What is early allergen introduction?
Early allergen introduction, or just early introduction, is a new term — one that has emerged over the last couple of years as a response to new research. Early introduction is the process of feeding a potentially allergenic food to infants early on in their immune system development and on a consistent basis as they continue to grow and develop.
For the past decade, the American Academy of Pediatrics (AAP) recommended delaying the introduction of peanuts (and other allergenic foods) until about 3 years of age, but times have changed!

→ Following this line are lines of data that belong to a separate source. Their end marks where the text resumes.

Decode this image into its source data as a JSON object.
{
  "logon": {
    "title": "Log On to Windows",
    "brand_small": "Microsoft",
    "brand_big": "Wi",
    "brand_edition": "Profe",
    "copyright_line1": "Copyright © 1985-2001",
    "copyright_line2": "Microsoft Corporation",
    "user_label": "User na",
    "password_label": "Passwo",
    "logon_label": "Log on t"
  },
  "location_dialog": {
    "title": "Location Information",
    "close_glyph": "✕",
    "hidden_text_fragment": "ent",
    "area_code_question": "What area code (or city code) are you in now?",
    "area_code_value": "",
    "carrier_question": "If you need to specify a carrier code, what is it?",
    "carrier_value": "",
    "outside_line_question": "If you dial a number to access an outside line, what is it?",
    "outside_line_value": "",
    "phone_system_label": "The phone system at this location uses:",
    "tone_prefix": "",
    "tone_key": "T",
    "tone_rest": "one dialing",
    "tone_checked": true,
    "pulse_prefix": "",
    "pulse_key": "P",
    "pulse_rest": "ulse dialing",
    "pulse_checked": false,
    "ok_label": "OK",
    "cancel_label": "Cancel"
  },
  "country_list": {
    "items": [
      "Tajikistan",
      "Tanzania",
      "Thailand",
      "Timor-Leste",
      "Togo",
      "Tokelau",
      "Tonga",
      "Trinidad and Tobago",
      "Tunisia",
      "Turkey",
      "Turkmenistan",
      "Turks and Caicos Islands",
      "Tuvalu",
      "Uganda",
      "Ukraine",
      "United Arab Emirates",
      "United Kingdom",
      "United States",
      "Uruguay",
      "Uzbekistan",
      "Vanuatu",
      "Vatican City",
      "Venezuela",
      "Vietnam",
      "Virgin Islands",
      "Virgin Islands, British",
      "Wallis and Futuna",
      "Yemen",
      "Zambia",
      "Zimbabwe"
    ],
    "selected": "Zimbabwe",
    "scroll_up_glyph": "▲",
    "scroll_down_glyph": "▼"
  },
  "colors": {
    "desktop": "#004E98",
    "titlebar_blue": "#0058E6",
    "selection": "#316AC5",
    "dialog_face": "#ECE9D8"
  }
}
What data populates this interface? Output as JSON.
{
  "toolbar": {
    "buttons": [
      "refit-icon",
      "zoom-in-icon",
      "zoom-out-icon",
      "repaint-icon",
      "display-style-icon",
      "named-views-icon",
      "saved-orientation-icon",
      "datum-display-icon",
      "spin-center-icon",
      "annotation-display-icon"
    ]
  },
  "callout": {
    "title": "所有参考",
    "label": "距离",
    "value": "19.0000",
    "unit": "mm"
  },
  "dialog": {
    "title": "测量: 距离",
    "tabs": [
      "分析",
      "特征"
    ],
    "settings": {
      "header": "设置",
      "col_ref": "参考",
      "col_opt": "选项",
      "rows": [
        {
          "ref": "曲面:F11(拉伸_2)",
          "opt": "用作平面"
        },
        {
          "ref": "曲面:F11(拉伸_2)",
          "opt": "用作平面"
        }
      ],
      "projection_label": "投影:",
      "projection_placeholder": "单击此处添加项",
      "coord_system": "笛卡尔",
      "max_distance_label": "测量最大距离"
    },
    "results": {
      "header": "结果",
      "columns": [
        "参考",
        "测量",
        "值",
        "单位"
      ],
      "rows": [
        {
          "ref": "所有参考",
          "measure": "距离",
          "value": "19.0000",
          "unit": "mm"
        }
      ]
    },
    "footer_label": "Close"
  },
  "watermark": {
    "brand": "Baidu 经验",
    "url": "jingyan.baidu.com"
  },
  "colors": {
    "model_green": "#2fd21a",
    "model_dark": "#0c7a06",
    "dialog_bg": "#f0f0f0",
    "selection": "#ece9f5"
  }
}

Thanks to new research, the American Academy of Allergy, Asthma, and Immunology (AAAAI) has since stated that there is no reason to delay the introduction of potentially allergenic foods past 4-6 months of age (right around the time many parents choose to start supplementing breast milk or formula with new foods).
From conversations with parents and our own experiences, we’ve found that when babies are ready to start solid foods, many pediatricians will just tell you to “go!”. With that unclear directive, many parents are left wondering exactly where to start and, more importantly, how. Many of the allergenic foods we want to introduce are not naturally in age-appropriate form. Nuts and seeds are choking hazards and sticky nut butters can be, too (and no mom we’ve talked to wants to boil and puree shrimp for their babies). Plus, with all the craziness of adjusting to life with a new baby, it’s hard to keep track of exactly which foods have already been introduced and which should still be introduced.
With all these challenges, maintaining a consistent routine of common allergen introduction can be difficult. That was the challenge that we set out to tackle when we created Inspired Start. By making delicious purees of foods that can often be tricky to introduce in a format that parents are already used to, we hope we can start a food introduction revolution. When it comes down to it, foods like peanut, tree nuts, and shellfish are just that, foods! The fear that comes along with introducing these foods is of course totally valid (especially with the rise in food allergies over the last decade), with new research, however, parents need a way to normalize the process of allergen introduction and fit it into their already crazy busy routines.